Adelia se acomodó en el banco para pensar. Sin duda, era un homicidio. Solo Bertha podía creer que se trataba de un accidente. Solo ella podía pensar que los sirvientes de la reina vagaban por el bosque regalando setas mágicas a cualquier persona que encontraran. Había sido un plan minucioso. La anciana, quienquiera que fuese, había tejido una telaraña para cazar a una mosca en particular —es decir, Bertha—, en un día específico, cuando el dragón de Rosamunda —es decir, Dakers— se había alejado de su ama.

Lo cual sugería que la anciana conocía los movimientos de los sirvientes de Rosamunda o que alguien de la casa la había puesto al tanto.

Llegó a la conclusión de que Rowley tenía razón. Alguien quería matar a Rosamunda e implicar a la reina en el asesinato. Si Leonor hubiera dado la orden, difícilmente habría elegido a una anciana que mencionara su nombre. No, no había sido la reina. Quien lo había hecho odiaba a la reina aún más que a Rosamunda. O, tal vez, sencillamente quería que su esposo se enfrentara con ella y desencadenara un conflicto, lo cual era muy posible.

El establo estaba silencioso. La voz de Bertha, murmurando que no era culpable, se había desvanecido. Solo se oía el rumiar de las vacas y el crujido del heno cuando sacaban un poco más de sus pesebres.

—Por el amor de Dios —pidió desesperadamente Adelia—, ¿nada os llamó la atención en la mujer del bosque?

Bertha pensó, luego meneó la cabeza. De pronto pareció desconcertada.

—Olía bien —dijo.

—¿Olía bien? ¿Cómo era su olor?

—Bonito. —La chica fue a gatas hacia Adelia, olisqueando como una musaraña—. Como el vuestro.

—¿Ella olía como yo?

Bertha asintió.

Jabón. Olía a jabón, el único lujo de Adelia. Lo había usado dos horas antes, para quitarse de todo el cuerpo la suciedad acumulada en el viaje. Una vez al año su madre adoptiva le enviaba desde Roma barras de jabón hechas con lejía, aceite de oliva y esencia de flores. En una de sus cartas Adelia se había quejado de que en Inglaterra el jabón se fabricaba con sebo de vaca, y en consecuencia quienes lo usaban olían como si estuvieran listos para ser cocinados.

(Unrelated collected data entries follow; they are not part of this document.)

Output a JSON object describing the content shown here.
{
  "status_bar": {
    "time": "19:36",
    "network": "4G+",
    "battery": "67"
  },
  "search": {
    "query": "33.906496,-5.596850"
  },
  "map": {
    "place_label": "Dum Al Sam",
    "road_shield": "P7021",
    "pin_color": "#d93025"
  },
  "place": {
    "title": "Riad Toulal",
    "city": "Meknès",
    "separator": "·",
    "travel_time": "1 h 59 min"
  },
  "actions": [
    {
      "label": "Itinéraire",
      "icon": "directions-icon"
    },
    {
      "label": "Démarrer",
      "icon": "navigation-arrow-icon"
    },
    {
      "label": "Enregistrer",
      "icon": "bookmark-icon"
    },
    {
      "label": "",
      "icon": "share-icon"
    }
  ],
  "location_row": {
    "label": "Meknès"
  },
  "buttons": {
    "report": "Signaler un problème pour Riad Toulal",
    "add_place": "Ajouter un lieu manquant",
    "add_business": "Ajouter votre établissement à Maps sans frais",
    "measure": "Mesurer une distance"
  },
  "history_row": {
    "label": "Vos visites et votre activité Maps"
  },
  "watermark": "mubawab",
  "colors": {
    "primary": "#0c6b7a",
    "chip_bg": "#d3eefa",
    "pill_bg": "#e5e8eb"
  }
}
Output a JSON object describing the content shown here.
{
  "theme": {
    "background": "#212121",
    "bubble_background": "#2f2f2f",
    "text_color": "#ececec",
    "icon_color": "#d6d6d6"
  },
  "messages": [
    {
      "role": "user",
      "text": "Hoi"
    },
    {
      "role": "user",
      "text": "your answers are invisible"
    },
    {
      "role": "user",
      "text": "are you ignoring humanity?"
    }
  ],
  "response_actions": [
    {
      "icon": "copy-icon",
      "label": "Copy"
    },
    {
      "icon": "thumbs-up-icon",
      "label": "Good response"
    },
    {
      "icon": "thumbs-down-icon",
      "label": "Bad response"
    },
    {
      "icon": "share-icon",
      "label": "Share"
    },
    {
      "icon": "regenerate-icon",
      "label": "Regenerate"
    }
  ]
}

—¿Olía a flores? ¿A rosa, a lavanda, a manzanilla? —preguntó Adelia atropelladamente, aunque sabía que era inútil. Aun cuando Bertha fuera experta en esas plantas, solo sabría su nombre local, desconocido para Adelia.

Sin embargo, era un avance. Ninguna anciana corriente que recogía setas o troncos en un bosque olía a jabón perfumado, incluso suponiendo que usara jabón.

Adelia se puso de pie y dijo:

—Si olieras ese perfume en otra persona, ¿me lo dirás?

Bertha asintió. Sus ojos estaban fijos en la cruz que pendía del cuello de Adelia, como si, pese a que ignoraba su significado, el símbolo le transmitiera esperanza.

«Pero ¿qué esperanza tiene esta pobre criatura?», se preguntó Adelia. Suspirando, desabrochó la cadena que le rodeaba el cuello. La deslizó, junto con la cruz, en la sucia mano de Bertha, y cerró sus dedos sobre ella.

—Consérvala, te la dejo hasta que pueda comprar una para ti —dijo.

Le costó hacerlo, no por aquello que la cruz representaba —Adelia había estado en contacto con demasiadas religiones, no era capaz de depositar su fe solo en una de ellas—, sino porque había sido un regalo de Margaret, su antigua niñera, una verdadera cristiana que había muerto en el viaje a Inglaterra.

«Pero yo he conocido el amor, tengo una hija, una profesión, amigos».

Bertha, que no tenía ninguna de esas cosas, aferró la cruz y, lanzando un balido de alegría, volvió a sumergirse en el heno.